Enfin, il est de jurisprudence constante qu’en application des articles susvisés, il appartient au juge du contentieux de la sécurité sociale saisi d’un recours formé contre la pénalité prononcée de vérifier la matérialité, la qualification et la gravité des faits reprochés à la personne concernée ainsi que l’adéquation du montant de la pénalité à l’importance de l’infraction commise par cette dernière.
*
En l’espèce, le tribunal rappelle que la somme de 9500 euros correspondant à une pénalité administrative et non une pénalité de retard telle que mentionnée par erreur dans les écritures de madame, [Q].
Il est ensuite constant que madame, [Q] a perçu des indemnités journalières du 9 février 2022 au 20 septembre 2022 pour un montant de 19586,28 alors que les attestations de salaires sur la base desquelles ont été effectués les calculs étaient falsifiées sans que l’assurée ne puisse se prévaloir de sa bonne foi.
Le préjudice subi par la caisse est indéniable et la réitération du comportement justifie le prononcé d’une pénalité financière à son encontre.
Le tribunal rappelle que madame, [Q] qui se dit avoir été victime d’une escroquerie par madame, [L] ne justifie pas pour autant avoir exercé une procédure à son encontre pour faire reconnaitre la réalité de son activité et l’escroquerie dénoncée, de même s’agissant du comportement menaçant.
Par ailleurs, les allégations de madame, [Q] ne sont étayées par aucun élément versé aux débats.
Compte tenu de cette situation de fraude, c’est à bon droit que la caisse a prononcé une pénalité financière à l’encontre de madame, [Q].
Le montant de cette pénalité, fixé à 9500 euros par la caisse, est proportionné à la gravité des faits et proportionnel au montant des sommes concernées.
Par conséquent, madame, [Q] sera condamnée à payer à la CPAM de la Haute-Garonne la somme de 9500 euros au titre de la pénalité financière notifiée le 22 mars 2024.
Concernant la demande subsidiaire d’octroi d’un échéancier, le tribunal n’est pas compétent pour accorder des délais de paiement.
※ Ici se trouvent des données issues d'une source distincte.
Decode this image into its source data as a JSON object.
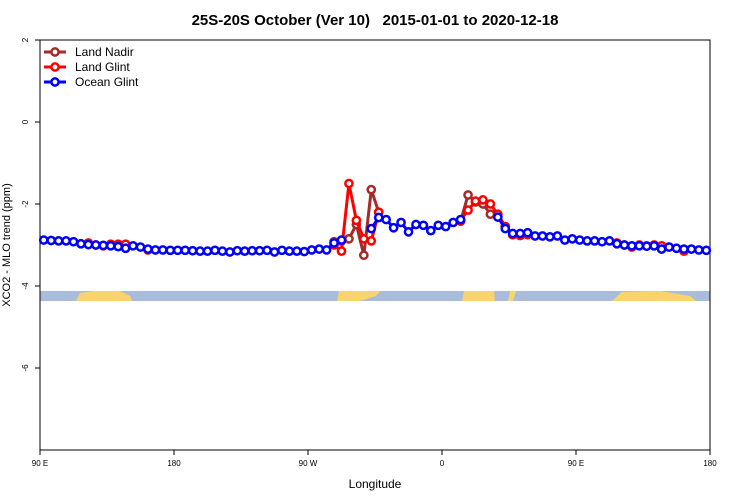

Il appartient à madame, [Q] et de solliciter directement auprès de la CPAM de la Haute-Garonne un échéancier de paiement.
Par conséquent, les demandes de madame, [Q] seront rejetées et elle sera condamnée au paiement de la pénalité administrative.
III. Sur les demandes accessoires
Les dépens seront laissés à la charge de madame, [Q].
PAR CES MOTIFS
Le tribunal, statuant par jugement contradictoire, en premier ressort, et après en avoir délibéré conformément à la loi ;
Rejette l’ensemble des demandes formulées par Madame, [G], [Q] ;
Condamne Madame, [G], [Q] à verser à CPAM de la Haute-Garonne la somme de 21544,90 euros au titre de l’indu notifié la 13 décembre 2023 ;
Condamne Madame, [G], [Q] à verser à CPAM de la Haute-Garonne la somme de 9500 euros au titre de la pénalité financière notifiée le 22 mars 2024 ;
Condamne Madame, [G], [Q] aux dépens ;
Ainsi fait, jugé et prononcé par mise à disposition au greffe le 27 novembre 2025.